Ravan: Multi-Head Low-Rank Adaptation for Federated Fine-Tuning

Arian Raje, Baris Askin, Divyansh Jhunjhunwala, Gauri Joshi

Federated Learning LoRA Fine-Tuning Efficiency

Abstract

Large Language Models (LLMs) have yet to effectively leverage the vast amounts of edge-device data, and Federated Learning (FL) offers a promising paradigm to collaboratively fine-tune LLMs without transferring private edge data to the cloud. To operate within the computational and communication constraints of edge devices, recent literature on federated fine-tuning of LLMs proposes the use of low-rank adaptation (LoRA) and similar parameter-efficient methods. However, LoRA-based methods suffer from accuracy degradation in FL settings, primarily because of data and computational heterogeneity across clients.

We propose Ravan, an adaptive multi-head LoRA method that balances parameter efficiency and model expressivity by reparameterizing the weight updates as the sum of multiple LoRA heads,

s_{i} B_{i} H_{i} A_{i}

, in which only the

H_{i}

parameters and their lightweight scaling factors

s_{i}

are trained.
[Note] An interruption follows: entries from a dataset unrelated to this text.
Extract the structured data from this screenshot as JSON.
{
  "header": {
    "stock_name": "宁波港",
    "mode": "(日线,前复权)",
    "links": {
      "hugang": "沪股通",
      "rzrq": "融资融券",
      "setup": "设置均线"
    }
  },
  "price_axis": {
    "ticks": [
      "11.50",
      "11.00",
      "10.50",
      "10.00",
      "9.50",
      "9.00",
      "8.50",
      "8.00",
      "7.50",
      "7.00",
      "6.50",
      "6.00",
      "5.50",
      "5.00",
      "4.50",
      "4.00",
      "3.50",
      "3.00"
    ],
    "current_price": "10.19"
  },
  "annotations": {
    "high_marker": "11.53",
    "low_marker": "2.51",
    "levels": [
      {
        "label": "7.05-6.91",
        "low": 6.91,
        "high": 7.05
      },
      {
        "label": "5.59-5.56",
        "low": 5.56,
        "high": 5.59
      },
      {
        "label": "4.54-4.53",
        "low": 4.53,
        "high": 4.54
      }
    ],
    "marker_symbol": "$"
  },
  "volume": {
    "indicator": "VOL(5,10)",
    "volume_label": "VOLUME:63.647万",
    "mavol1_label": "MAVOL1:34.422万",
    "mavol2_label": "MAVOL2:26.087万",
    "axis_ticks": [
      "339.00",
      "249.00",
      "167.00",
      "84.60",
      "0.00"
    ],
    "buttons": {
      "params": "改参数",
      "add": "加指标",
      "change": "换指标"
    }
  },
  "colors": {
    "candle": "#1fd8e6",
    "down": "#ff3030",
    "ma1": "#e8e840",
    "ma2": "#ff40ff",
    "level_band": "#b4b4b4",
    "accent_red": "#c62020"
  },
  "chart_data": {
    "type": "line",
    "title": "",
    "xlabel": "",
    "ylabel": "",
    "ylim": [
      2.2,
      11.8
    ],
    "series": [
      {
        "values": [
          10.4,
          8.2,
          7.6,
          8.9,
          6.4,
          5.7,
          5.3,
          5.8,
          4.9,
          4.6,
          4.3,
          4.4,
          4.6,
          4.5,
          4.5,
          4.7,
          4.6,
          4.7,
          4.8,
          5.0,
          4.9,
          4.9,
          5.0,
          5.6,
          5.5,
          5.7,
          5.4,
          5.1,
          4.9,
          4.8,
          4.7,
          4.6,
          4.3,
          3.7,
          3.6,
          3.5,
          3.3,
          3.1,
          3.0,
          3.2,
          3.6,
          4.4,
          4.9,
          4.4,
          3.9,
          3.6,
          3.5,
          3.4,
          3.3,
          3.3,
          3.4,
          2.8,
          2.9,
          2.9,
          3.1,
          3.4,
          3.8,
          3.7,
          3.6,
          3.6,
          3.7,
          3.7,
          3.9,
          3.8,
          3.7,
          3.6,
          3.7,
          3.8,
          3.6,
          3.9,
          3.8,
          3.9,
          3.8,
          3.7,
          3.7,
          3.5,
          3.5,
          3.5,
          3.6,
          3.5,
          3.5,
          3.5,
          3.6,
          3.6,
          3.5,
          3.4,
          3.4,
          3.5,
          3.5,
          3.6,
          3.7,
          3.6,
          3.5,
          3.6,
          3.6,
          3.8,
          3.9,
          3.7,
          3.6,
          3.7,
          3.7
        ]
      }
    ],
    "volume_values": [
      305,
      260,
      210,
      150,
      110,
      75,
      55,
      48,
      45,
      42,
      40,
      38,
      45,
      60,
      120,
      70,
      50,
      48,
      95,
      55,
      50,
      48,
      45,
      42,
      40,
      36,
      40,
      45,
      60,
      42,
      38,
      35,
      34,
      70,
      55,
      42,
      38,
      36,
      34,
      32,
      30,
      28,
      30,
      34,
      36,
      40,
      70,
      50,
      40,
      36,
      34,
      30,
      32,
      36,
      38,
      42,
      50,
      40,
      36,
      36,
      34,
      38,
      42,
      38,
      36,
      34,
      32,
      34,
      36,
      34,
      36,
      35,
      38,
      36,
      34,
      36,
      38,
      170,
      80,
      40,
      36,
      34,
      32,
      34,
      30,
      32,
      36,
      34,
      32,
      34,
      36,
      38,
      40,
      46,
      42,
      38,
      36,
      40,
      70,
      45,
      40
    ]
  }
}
These trainable scaling factors let the optimization focus on the most useful heads, recovering a higher-rank approximation of the full update without increasing the number of communicated parameters since clients upload

s_{i} H_{i}

directly.

Experiments on vision and language benchmarks show that Ravan improves test accuracy by 2–8\% over prior parameter-efficient baselines, making it a robust and scalable solution for federated fine-tuning of LLMs.